Hartland, New Brunswick: A Historical and Touristic Overview

Hartland is a charming town nestled in Carleton County, New Brunswick, Canada. Known for its rich history and picturesque landscapes, Hartland has much to offer both residents and visitors alike. On 1 January 2023, Hartland expanded its boundaries by annexing all or parts of seven local service districts, significantly increasing its area and population. The names of the annexed communities continue to be used officially, and revised census figures are yet to be released.

The Geography of Hartland, New Brunswick

Hartland is beautifully situated on the Saint John River in the central-western part of New Brunswick. The town lies in the agricultural heartland of Carleton County, offering stunning views and a serene environment.

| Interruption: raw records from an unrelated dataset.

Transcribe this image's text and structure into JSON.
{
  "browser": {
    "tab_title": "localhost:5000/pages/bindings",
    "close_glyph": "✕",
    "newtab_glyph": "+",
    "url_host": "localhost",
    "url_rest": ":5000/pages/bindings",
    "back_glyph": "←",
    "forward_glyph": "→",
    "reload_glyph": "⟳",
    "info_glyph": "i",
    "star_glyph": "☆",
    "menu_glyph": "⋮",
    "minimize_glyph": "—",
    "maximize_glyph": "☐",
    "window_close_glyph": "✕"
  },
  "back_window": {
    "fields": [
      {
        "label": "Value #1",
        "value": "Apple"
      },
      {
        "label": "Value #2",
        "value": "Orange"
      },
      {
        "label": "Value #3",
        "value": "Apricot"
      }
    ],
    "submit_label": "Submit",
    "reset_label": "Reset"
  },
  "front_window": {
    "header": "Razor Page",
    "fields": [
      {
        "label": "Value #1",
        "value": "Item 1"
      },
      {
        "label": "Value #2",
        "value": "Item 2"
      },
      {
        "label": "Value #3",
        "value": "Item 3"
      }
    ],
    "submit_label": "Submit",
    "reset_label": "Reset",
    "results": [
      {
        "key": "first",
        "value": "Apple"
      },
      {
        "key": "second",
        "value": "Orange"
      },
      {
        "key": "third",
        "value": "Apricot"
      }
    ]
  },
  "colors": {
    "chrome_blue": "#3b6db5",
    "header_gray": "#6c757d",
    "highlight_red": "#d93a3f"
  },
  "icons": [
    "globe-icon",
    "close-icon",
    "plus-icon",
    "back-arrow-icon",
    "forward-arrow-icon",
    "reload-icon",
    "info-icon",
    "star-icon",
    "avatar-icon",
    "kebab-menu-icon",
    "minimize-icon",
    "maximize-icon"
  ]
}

The History of Hartland, New Brunswick

The history of Hartland dates back to 1797 when the first settler, William Orser, arrived in the area. The town was officially named Hartland in 1874 in honor of James R. Hartley, a surveyor and MLA. Hartland is the birthplace of two of New Brunswick's 20th-century premiers, Hugh John Flemming and Richard Hatfield, as well as U.S. Congressmen Isaac & Samuel Stephenson and Prince Edward Island's Lieutenant-Governor Barbara Oliver Hagerman. The renowned Canadian poet Alden Nowlan also spent several formative years in Hartland while working for the Hartland Observer newspaper.

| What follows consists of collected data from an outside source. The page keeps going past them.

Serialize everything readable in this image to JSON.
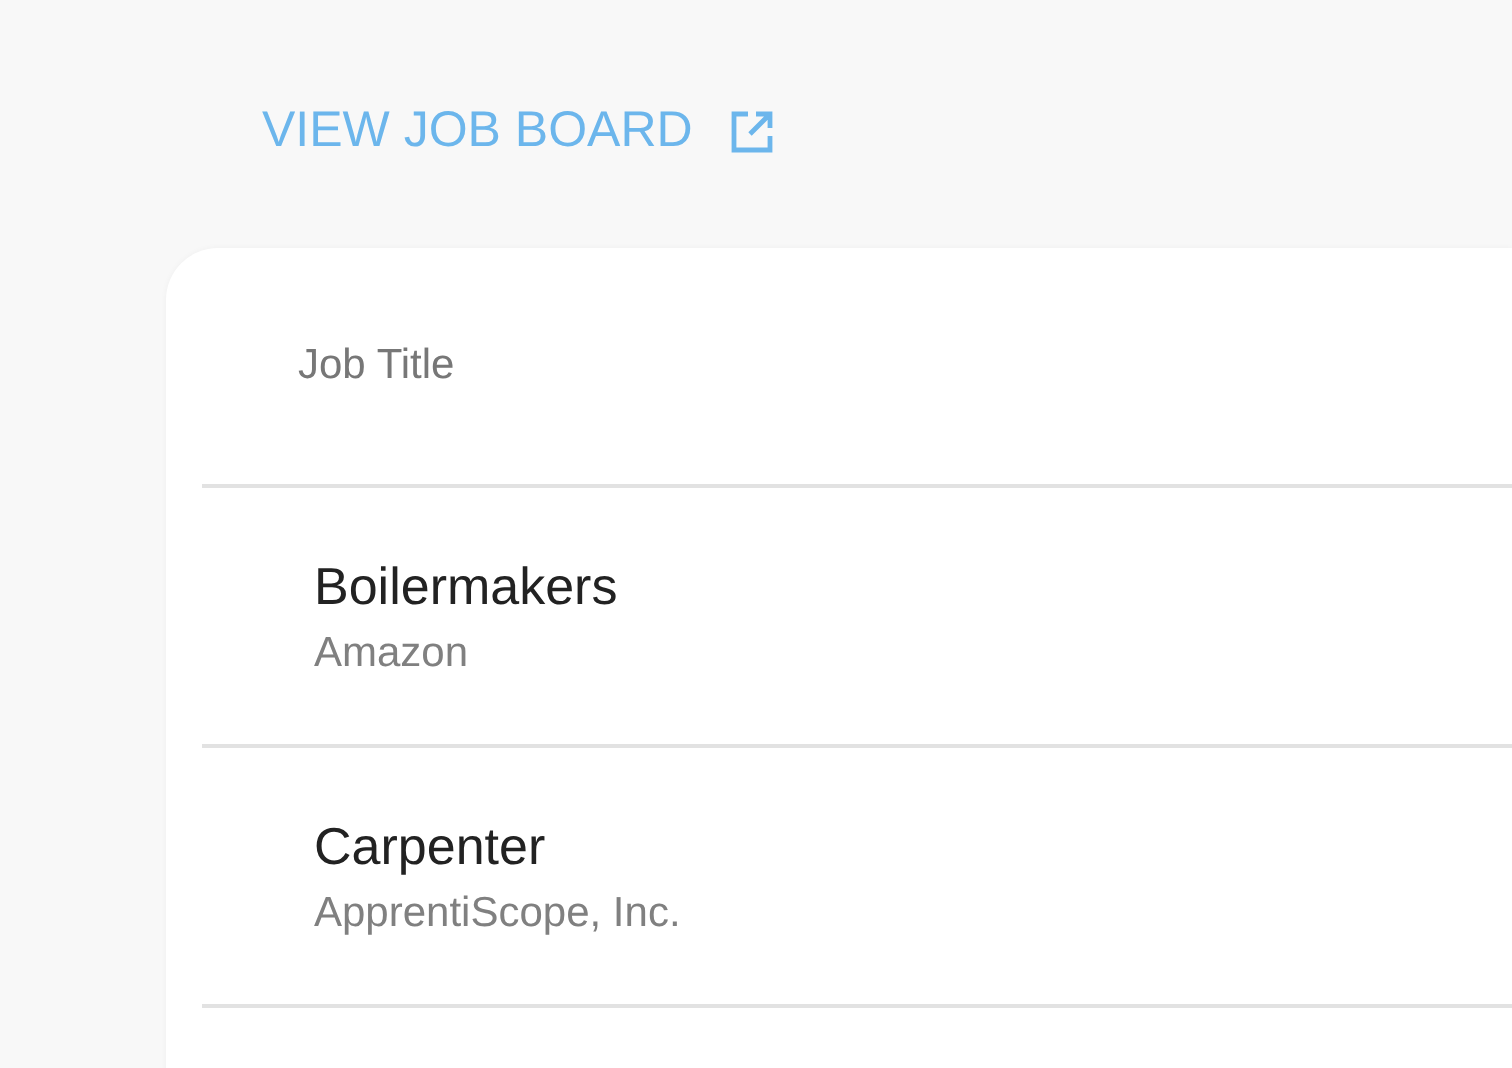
{
  "job_board_link": {
    "label": "VIEW JOB BOARD"
  },
  "table": {
    "columns": [
      "Job Title"
    ],
    "rows": [
      {
        "title": "Boilermakers",
        "company": "Amazon"
      },
      {
        "title": "Carpenter",
        "company": "ApprentiScope, Inc."
      }
    ]
  }
}
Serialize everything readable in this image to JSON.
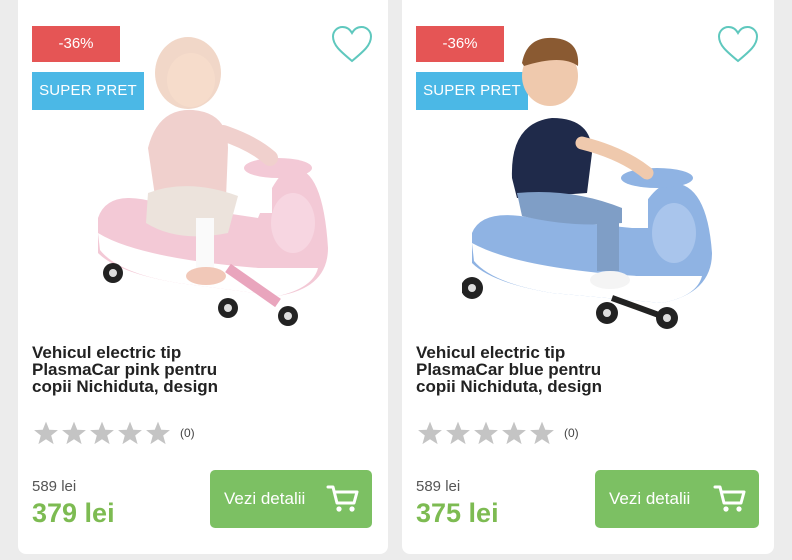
{
  "products": [
    {
      "discount": "-36%",
      "super_label": "SUPER PRET",
      "title": "Vehicul electric tip PlasmaCar pink pentru copii Nichiduta, design",
      "reviews": "(0)",
      "old_price": "589 lei",
      "new_price": "379 lei",
      "button_label": "Vezi detalii",
      "color_name": "pink",
      "rating": 0
    },
    {
      "discount": "-36%",
      "super_label": "SUPER PRET",
      "title": "Vehicul electric tip PlasmaCar blue pentru copii Nichiduta, design",
      "reviews": "(0)",
      "old_price": "589 lei",
      "new_price": "375 lei",
      "button_label": "Vezi detalii",
      "color_name": "blue",
      "rating": 0
    }
  ],
  "colors": {
    "discount_bg": "#e55555",
    "super_bg": "#4bb8e6",
    "price_green": "#7dbb52",
    "button_green": "#7cc063",
    "heart_teal": "#5fc8be",
    "star_gray": "#c4c4c4"
  },
  "icons": {
    "favorite": "heart-outline-icon",
    "cart": "shopping-cart-icon",
    "star": "star-icon"
  }
}
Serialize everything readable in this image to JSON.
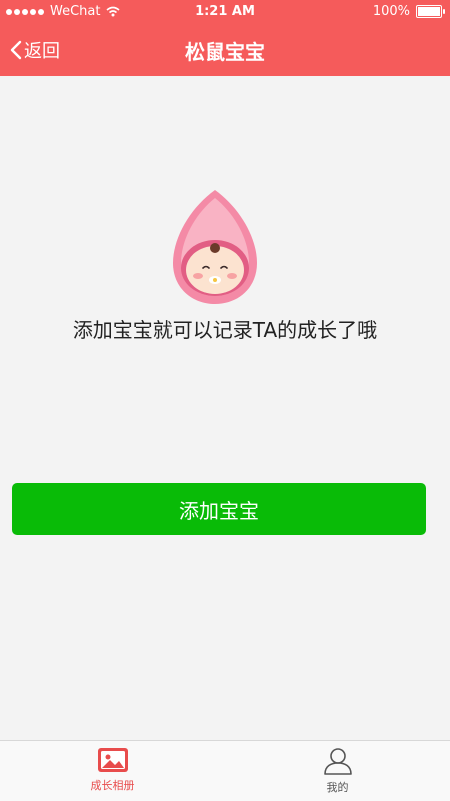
{
  "status_bar": {
    "carrier": "WeChat",
    "time": "1:21 AM",
    "battery": "100%",
    "icons": [
      "signal-dots-icon",
      "wifi-icon",
      "battery-icon"
    ]
  },
  "nav": {
    "back_label": "返回",
    "title": "松鼠宝宝"
  },
  "main": {
    "illustration": "baby-in-pink-hood",
    "message": "添加宝宝就可以记录TA的成长了哦",
    "add_button_label": "添加宝宝"
  },
  "tabbar": {
    "tabs": [
      {
        "label": "成长相册",
        "icon": "photo-album-icon",
        "active": true
      },
      {
        "label": "我的",
        "icon": "person-icon",
        "active": false
      }
    ]
  },
  "colors": {
    "header": "#f55b5b",
    "primary_button": "#09bb07",
    "active_tab": "#e84c4c",
    "background": "#f3f3f3"
  }
}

Hartland is globally recognized for being home to the Hartland Bridge, the longest covered bridge in the world. The bridge, which is a national historic site, was opened on July 4, 1901, and covered as part of major repairs in 1921. A pedestrian walkway was added in 1945. Hartland was also famous for its salmon pools, located slightly upstream of the Hartland Bridge, before the construction of the Mactaquac Dam.

Hartland serves as the headquarters of the North American trucking company Day & Ross, a subsidiary of McCain Foods. The town is also home to the New Brunswick Bible Institute.

Demographics of Hartland, New Brunswick

According to the 2021 Census of Population conducted by Statistics Canada, Hartland had a population of 933 living in 374 of its 390 total private dwellings. This represented a -2.5% change from its 2016 population of 957. With a land area of 9.5 km2 (3.7 sq mi), Hartland had a population density of 98.2/km2 (254.4/sq mi) in 2021.

Disasters in Hartland, New Brunswick


Hartland has experienced several fires throughout its history. On July 15, 1907, an arsonist started a fire that consumed a large part of the town, which was later rebuilt. On October 24, 1946, the town's dehydration plant used for dehydrating potatoes was destroyed by fire, along with the adjacent glucose and starch plants. On August 25, 1980, a fire destroyed many businesses on Main Street.


Being built close to the Saint John River, Hartland is often affected by the annual spring freshet. Ice jams pose a threat to the Hartland Bridge, as it serves as a choke point for loose ice.